Personally Identifiable Information does not include directory information described in Policy 1.10 (Privacy of Education Records (FERPA)) (applying that definition to University trustees, officers, employees, students, alumni, applicants, volunteers, donors, guests, customers and contractors engaged in University sponsored activities) or publicly available information that is lawfully made available to the public from the federal government or a state or local government.

"Principal Investigator/Project Director” means the individual solely responsible for technical conduct of a Sponsored Project, technical contact with the Sponsor, expenditure of Sponsored Project Funding, and fulfillment of technical performance and reporting obligations under an Award. "Principal Investigator” (PI) includes an individual designated in an Award as "Project Director" (PD), when performing the functions of a Principal Investigator, or other individuals performing the functions of a Principal Investigator. For the period of the Award, the Principal Investigator/Project Director must be a full-time employee (staff, tenured or, tenure track faculty, Research Professor, Research Associate Professor, Research Assistant Professor, or, if approved by the Provost or his or her designee, a non-tenure track, non-tenure eligible faculty member) appointed pursuant to University Policy 2.3, Faculty Ranks, Academic Titles, and Voting Rights.

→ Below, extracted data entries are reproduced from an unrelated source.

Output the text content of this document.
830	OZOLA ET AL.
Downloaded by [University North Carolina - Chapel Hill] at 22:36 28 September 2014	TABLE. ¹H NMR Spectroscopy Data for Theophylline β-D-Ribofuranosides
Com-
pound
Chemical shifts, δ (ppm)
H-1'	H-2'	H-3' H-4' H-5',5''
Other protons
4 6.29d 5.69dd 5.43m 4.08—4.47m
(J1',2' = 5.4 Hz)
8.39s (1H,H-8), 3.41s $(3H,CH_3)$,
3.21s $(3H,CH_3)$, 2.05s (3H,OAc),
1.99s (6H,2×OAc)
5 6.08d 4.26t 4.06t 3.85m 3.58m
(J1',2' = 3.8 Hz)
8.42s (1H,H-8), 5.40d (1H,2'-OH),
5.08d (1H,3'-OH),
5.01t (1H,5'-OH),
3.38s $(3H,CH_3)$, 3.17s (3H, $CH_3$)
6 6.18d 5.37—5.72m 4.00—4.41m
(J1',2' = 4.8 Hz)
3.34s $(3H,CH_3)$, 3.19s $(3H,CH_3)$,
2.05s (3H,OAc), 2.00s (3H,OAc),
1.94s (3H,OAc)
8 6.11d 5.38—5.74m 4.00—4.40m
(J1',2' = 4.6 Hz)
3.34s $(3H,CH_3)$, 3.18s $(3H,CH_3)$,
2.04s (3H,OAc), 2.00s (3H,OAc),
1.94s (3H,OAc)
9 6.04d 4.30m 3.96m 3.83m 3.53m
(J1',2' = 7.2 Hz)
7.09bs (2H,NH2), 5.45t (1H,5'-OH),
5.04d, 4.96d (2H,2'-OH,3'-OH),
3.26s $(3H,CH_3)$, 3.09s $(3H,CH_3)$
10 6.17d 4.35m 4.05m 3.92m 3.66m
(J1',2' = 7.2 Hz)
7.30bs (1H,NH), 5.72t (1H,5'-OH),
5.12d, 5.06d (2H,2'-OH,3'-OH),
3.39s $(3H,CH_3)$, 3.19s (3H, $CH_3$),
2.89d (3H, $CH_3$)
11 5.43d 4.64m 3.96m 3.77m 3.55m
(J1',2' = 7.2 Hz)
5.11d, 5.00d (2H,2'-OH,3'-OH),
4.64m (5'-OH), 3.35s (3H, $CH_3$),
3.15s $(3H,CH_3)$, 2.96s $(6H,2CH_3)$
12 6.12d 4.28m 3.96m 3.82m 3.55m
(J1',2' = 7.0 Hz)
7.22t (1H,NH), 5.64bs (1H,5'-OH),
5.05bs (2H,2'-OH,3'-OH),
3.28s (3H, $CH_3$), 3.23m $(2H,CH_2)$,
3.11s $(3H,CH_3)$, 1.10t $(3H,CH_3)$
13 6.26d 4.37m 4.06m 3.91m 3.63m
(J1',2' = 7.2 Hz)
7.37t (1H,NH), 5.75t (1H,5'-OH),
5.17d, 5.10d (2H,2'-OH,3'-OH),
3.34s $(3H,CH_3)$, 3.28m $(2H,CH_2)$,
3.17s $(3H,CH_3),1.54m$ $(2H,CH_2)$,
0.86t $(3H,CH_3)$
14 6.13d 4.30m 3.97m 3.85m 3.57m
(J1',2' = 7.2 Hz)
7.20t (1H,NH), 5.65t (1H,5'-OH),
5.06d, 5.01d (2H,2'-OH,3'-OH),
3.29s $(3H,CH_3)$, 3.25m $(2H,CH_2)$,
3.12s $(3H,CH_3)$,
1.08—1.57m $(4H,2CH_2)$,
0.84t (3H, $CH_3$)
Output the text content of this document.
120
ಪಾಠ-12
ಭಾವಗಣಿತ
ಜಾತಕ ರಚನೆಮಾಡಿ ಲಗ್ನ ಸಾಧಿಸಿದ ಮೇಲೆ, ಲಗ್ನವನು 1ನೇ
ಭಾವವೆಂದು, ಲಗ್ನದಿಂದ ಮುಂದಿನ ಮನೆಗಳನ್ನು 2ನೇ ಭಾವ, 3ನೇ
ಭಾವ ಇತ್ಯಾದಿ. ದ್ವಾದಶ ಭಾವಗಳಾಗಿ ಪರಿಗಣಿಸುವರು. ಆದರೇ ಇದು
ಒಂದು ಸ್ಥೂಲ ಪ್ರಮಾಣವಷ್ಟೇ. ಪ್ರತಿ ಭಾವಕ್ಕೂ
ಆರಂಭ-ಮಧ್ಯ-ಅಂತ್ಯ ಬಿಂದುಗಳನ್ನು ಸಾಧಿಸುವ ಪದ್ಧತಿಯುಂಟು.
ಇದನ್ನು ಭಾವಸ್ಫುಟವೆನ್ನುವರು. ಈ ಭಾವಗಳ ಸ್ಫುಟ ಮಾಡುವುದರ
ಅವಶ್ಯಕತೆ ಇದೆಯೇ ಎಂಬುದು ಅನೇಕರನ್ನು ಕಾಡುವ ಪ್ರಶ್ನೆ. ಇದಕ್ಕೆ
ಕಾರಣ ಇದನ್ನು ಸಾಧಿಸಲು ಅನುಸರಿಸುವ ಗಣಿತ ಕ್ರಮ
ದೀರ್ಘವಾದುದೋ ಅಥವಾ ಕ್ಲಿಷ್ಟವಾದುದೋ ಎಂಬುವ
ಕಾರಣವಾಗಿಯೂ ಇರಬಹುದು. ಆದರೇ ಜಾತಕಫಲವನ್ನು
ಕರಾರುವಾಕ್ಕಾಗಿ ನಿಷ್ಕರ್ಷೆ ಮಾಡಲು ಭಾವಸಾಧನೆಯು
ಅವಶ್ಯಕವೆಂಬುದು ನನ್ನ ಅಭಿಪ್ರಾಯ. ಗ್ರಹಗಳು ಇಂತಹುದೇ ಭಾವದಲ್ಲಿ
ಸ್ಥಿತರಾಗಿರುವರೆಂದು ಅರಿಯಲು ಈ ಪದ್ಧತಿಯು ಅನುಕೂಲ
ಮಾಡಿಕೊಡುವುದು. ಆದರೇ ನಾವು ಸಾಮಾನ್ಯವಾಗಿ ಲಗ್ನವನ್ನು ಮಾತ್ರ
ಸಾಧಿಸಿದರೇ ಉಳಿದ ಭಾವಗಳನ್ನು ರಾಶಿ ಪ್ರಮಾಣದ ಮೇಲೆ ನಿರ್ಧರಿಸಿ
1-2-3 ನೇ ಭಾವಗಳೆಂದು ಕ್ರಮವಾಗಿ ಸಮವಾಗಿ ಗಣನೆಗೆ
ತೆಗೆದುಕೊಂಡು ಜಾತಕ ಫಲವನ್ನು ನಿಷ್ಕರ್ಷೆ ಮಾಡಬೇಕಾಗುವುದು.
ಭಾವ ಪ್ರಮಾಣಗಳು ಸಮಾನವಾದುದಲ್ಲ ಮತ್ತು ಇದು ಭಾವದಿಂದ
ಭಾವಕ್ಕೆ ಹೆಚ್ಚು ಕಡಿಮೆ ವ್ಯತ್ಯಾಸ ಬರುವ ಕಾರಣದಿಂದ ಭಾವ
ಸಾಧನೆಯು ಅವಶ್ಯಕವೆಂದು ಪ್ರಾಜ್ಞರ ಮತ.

“Resources” means the University’s computing, communications, and other information technology systems and includes all hardware, software (including data and documentation), local area networks, internet systems, and applications and data stored on such information technology systems and any other electronic device or service that can store, transmit, or receive information. Resources include, but are not limited to, Servers, computers, personal computers, workstations, laptops, mainframes, minicomputers, Mobile Equipment, land line telephones, wireless devices, media players, storage media, computer networks, connections to network services such as the Internet and web pages, subscriptions to external computer services, networking devices, and any associated peripherals and software, regardless of whether used for educational, research, service, administrative or other purposes.

“Responsible Official” with respect to this policy is the CIO.

“Server” is any computer which shares applications, peripherals, file storage and other Resources, with client computers on a network.

“System Abuse” means the proscribed activities described in Policy 8.1 (Acceptable Use) and any other activities deemed abusive by the CIO.

“System Administrator” means an employee of the University who has been delegated responsibility for the operation, maintenance and administration of a Server or other Resource. The term "System Administrator" may apply.